"A water turbine constructed on the water turbulence or whirlpool principle is capable of utilizing very small sources even for untapped water, and it is highly suitable for the closed circuit production of electrical energy. The non-monotonic distribution of the radial velocity component is important for the onset of the driving force of the angular instability. This instability and the existence of the radial fluid motion give rise to the angular volume force. The strong gradient of entropy in the boundary layer of the inner rotating conical cylinder is a dominant source of vorticity." - © 2012 Elsevier Ltd -
Hydro-energy is currently the biggest commodity of renewable energy. The process of hydrokinetic energy conversion normally implies utilization of kinetic energy contained in rivers, ocean currents, tidal streams, or man-made waterways for generation of electricity. At the same time, however, the traditional hydro-energy in many places around the world is considered to be exhausted, at least in respect of the potential of the bigger energy resources.

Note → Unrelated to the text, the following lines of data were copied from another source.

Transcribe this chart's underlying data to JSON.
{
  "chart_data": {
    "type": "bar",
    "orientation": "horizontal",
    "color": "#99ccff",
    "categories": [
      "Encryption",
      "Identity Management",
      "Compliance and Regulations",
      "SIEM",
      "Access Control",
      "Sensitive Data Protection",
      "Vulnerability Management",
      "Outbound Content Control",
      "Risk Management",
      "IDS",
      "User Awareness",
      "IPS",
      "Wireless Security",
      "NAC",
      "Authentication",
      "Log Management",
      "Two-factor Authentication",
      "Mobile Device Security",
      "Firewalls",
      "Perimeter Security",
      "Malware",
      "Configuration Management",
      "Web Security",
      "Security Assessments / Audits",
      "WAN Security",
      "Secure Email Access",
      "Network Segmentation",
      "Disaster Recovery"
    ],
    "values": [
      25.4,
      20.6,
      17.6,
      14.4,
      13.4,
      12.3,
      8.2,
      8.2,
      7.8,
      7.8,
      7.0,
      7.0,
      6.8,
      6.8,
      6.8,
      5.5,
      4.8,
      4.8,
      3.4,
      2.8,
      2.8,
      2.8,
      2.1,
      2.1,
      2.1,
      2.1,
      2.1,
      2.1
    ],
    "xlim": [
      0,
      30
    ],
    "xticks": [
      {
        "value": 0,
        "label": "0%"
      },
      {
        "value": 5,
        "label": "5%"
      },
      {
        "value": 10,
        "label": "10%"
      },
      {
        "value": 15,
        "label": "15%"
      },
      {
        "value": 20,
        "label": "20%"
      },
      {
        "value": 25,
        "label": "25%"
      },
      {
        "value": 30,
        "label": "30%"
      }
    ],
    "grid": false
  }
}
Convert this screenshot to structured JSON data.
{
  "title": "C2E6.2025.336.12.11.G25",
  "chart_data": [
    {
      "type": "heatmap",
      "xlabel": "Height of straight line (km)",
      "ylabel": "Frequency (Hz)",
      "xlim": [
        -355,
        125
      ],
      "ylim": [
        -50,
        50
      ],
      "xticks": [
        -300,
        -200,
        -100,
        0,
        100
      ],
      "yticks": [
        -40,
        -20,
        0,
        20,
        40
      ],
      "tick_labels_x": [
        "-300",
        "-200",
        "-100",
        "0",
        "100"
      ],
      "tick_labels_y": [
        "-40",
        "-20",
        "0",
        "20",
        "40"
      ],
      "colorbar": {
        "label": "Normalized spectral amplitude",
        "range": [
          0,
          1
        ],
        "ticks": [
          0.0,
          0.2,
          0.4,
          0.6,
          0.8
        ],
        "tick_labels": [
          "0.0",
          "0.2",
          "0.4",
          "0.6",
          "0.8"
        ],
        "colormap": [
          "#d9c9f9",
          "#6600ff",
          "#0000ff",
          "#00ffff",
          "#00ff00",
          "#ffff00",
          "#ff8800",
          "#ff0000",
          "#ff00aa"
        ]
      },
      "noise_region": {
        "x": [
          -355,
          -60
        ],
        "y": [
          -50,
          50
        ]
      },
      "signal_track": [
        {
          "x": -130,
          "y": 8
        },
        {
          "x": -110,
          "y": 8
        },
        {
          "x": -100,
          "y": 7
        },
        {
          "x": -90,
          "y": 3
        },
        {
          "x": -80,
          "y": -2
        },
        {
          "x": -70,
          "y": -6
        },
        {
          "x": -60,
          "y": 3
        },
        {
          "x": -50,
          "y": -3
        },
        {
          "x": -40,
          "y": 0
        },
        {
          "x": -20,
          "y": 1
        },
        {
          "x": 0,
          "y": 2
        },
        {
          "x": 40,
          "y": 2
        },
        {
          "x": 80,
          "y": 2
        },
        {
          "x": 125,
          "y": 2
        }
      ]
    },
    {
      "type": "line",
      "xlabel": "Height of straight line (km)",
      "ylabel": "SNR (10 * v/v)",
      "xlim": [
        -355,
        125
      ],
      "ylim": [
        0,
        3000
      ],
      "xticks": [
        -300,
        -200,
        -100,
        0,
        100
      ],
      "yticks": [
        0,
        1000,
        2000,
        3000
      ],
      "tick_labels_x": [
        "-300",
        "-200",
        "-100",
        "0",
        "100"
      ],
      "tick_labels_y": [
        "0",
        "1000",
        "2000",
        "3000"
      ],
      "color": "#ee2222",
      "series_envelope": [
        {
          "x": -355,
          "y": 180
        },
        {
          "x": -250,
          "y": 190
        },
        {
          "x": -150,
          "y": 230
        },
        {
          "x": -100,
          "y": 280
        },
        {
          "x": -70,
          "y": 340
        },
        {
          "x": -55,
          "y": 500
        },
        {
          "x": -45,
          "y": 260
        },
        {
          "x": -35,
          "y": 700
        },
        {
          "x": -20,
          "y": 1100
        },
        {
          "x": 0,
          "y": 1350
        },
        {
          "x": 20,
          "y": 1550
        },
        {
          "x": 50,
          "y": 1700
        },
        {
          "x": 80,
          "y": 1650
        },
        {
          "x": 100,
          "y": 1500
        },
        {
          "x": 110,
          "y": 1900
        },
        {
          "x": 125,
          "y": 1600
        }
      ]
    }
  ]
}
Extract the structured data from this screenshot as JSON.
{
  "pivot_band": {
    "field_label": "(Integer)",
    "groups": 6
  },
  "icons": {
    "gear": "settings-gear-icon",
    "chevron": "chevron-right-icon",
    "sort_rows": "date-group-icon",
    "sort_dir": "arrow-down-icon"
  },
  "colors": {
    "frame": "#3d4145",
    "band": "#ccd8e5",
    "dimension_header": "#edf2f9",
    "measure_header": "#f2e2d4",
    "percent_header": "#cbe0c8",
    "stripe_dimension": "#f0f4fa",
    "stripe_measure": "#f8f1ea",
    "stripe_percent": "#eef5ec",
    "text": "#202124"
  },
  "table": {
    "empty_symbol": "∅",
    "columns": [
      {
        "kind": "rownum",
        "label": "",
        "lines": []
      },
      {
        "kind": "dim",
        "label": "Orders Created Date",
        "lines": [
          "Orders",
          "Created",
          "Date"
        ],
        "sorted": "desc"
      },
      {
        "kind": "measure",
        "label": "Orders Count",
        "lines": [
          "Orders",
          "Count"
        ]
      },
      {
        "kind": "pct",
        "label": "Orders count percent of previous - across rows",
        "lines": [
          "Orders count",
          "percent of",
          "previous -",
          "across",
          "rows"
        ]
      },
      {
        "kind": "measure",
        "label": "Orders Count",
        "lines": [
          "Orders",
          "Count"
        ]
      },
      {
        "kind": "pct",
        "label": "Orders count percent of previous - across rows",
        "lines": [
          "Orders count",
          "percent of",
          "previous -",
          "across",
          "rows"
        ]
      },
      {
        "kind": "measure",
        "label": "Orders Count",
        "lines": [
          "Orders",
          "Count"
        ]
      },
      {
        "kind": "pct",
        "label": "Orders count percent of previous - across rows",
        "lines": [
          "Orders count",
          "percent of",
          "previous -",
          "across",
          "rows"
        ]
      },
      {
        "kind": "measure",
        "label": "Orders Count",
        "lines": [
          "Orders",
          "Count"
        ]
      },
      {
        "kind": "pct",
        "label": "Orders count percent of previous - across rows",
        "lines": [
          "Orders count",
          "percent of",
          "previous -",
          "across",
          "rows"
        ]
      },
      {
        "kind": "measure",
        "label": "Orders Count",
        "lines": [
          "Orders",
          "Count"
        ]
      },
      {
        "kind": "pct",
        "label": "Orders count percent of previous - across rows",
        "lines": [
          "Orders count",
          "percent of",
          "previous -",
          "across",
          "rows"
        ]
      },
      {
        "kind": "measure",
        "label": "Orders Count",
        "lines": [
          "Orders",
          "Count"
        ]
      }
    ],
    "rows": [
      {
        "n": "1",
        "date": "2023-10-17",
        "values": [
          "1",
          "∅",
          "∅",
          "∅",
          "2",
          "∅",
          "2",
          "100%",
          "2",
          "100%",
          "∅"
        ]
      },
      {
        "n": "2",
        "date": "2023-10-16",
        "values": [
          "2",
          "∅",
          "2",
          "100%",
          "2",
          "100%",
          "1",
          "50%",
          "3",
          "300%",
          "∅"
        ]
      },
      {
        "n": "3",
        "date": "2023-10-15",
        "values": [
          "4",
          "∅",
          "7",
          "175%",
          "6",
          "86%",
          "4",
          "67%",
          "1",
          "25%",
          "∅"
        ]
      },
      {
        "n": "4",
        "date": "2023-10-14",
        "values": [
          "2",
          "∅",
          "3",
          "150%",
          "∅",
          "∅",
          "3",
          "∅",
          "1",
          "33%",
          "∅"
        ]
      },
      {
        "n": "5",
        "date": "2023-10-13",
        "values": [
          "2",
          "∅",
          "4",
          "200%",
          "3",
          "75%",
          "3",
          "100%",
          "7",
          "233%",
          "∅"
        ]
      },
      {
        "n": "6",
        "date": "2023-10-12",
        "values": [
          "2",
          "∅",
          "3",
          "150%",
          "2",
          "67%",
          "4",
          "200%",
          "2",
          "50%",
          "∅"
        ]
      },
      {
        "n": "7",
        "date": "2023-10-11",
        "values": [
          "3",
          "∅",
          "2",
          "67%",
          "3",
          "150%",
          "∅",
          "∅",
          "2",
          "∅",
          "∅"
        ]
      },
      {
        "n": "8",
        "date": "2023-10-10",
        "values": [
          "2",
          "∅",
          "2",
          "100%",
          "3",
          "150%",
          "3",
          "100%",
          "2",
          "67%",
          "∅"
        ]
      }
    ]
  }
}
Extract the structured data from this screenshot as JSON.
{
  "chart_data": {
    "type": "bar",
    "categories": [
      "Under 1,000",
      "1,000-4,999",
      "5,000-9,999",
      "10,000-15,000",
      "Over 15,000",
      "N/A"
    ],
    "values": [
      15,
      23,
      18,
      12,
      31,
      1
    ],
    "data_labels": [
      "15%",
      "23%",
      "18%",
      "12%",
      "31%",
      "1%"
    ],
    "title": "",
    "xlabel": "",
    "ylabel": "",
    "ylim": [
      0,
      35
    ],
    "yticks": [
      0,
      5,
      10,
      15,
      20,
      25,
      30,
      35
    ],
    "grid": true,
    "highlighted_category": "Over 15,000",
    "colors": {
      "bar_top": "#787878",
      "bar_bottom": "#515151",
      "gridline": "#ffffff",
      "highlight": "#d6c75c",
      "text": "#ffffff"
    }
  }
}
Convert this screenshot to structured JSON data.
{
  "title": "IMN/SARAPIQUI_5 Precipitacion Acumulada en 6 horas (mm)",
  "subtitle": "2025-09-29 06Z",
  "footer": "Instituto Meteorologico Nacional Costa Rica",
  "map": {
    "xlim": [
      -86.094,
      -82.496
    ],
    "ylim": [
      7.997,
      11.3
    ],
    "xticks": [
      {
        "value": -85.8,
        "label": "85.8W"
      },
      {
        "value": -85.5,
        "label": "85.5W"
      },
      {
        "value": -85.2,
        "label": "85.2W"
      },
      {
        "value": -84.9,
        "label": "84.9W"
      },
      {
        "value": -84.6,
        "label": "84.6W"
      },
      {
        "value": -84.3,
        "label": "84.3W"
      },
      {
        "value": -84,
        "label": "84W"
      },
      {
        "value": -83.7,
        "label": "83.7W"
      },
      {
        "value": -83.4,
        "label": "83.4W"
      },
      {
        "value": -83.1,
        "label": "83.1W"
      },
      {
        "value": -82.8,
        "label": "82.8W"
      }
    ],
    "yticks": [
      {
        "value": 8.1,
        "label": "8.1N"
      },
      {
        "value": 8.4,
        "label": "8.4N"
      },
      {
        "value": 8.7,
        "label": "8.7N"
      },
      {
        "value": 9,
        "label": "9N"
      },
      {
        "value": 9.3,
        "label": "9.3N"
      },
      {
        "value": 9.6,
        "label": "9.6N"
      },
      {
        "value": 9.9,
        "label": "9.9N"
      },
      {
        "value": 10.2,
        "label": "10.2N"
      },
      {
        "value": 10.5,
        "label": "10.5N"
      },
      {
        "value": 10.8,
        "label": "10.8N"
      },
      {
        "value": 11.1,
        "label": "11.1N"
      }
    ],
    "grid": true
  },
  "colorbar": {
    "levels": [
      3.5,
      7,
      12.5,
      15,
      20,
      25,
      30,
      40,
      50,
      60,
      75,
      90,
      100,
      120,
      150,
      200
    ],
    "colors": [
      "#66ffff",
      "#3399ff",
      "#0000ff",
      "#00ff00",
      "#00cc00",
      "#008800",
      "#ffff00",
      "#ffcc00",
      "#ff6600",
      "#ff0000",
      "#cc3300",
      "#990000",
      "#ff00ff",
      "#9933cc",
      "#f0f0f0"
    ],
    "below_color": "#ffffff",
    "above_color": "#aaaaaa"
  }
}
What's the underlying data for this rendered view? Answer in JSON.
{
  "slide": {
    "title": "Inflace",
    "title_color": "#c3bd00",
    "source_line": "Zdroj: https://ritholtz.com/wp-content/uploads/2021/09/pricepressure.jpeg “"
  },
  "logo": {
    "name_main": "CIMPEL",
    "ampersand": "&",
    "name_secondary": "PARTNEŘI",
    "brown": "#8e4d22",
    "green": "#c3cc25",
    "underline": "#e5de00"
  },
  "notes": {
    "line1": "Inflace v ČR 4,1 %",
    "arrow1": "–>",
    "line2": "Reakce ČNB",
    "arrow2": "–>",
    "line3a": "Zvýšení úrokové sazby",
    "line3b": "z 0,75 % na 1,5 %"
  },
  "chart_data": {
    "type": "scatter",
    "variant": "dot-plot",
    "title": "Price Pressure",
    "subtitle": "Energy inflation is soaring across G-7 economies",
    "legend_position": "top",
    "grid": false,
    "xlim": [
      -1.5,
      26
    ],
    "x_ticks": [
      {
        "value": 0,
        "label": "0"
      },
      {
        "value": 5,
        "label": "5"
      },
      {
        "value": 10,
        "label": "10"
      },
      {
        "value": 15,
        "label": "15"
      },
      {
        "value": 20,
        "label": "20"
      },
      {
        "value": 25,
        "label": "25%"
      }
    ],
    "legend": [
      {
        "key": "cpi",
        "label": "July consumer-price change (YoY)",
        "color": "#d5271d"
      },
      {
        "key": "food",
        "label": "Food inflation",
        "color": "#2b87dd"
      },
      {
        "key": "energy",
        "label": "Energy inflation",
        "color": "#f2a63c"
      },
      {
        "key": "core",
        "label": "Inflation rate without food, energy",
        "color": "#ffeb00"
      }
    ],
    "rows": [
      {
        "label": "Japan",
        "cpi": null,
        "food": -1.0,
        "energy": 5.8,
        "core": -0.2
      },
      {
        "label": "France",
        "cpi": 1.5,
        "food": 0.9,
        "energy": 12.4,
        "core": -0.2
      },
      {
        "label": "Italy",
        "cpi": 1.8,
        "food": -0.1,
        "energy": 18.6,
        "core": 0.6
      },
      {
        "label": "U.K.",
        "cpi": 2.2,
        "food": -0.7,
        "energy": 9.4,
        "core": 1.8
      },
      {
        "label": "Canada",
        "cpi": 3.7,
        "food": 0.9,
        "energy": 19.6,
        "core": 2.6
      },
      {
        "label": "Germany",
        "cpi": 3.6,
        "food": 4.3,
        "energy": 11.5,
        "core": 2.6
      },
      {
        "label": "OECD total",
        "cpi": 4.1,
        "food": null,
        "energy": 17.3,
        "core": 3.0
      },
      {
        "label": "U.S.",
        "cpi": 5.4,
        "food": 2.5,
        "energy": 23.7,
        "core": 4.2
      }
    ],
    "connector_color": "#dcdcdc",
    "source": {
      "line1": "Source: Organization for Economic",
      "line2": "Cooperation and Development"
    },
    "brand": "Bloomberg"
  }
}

The accessibility of power energy at relatively low prices pushed to the background its actual externalities. It should be noted, however, that interest in the traditional renewable resource of water is permanent, long-term and not liable to surges of short term interest.
In recent years we have tended to encounter some new approach towards energy production, and this is usually found in an effort to use smaller amounts of renewable resources, in various marginal sources of water potential (waste-water treatment plant, small streams and creeks, low-speed low-volume ocean currents). From this viewpoint we focused on a very small rolling liquid turbine, which could bring about a certain benefit from these non-traditional hydrokinetic sources. It has already been verified in practice that it is technically feasible to sufficiently convert very small water potentials (read low flow capacity and hydraulic gradient) to an effective output. It can deal with both the case of renewable energy, for example of a mountain stream, and the case of hydropower, and which has been until now thwarted as a nonutilized potential in various systems of the production process or within the framework of the operation of higher buildings, etc. One of the biggest energy consumers in modern society are the so called statistically average households.
Fig 1. Initial position of the rotor and deviated position of the rotor in motion. This shape of rotor is usual for contemporary turbines in praxis but on the other hand for theoretical analysis conical shape is more suitable.
Description of the bladeless turbine
The rotor and the stator create in a quiescent state a symmetrical coaxial diffuser as shown in Figs. 1 and 2. However, this state is unstable and as a consequence of the instability of the flow through the gap between the rotor and the stator it changes to an asymmetrical one. The shape of the rotor and stator can be variable i.e. it might be improved or optimized. In practice the most common rotors are hemispheres as in Fig. 1, but what really matters is the diffusion angle of the gap between the rotor and the stator.
One tip of the rotor’s shaft is fixed, so that the rotor can roll along the inner side of the confuser. When the fluid flows along the rotor, then due to the flow field instability, the fluid starts to rotate and vorticity is generated. The direct consequence of the vorticity generation is the onset of velocity circulation and the force interaction between the fluid and the rotor. This fluid structure interaction results in the rotation of the shaft on which the rotor is placed.
Fig 2. Simplified scheme of the turbine. Fluid flows between the inner cone and the outer cylinder.
In practice more complicated shapes of the rotor and stator have been developed but this figure shows the most important feature of the turbine, the diverging non-symmetrical gap crucial for the appearance of volume forces responsible for the rotation.
In principle it does not matter if it is hanging or supported. The rotor with the shaft then performs a precession movement and rotates (circulates) around its direct axis. The amount of rotation depends on the ratio between the inner and outer radii. When this ratio is close to one, i.e. when the gap between the cylinder is small, the number of precessions needed for one rotation of the rotor around its axis increases as the width of the gap decreases. The number of precessions can be simply changed by changing the width of the gap. In the case of a conical stator this can be done by changing the vertical position of the rotor.
The first embodiment of rolling turbines used a rotor hanging from the entry part of an outlet nozzle. The diameter of the rotor for example can be just several centimeters or millimeters. Water flow rates can change usually from single liters to tens of liters per second.
The advantage of such turbine lies especially in its simplicity, environmental safety and ability to operate in ultra low sources of water. The turbine design allows easy adjustments as might be required by specific applications.
3D printing has been used in order to promptly incorporate the design changes necessary for turbine performance optimization under a variety of operational conditions.
Vortex SETUR turbines of different sizes have been extensively tested since 2008.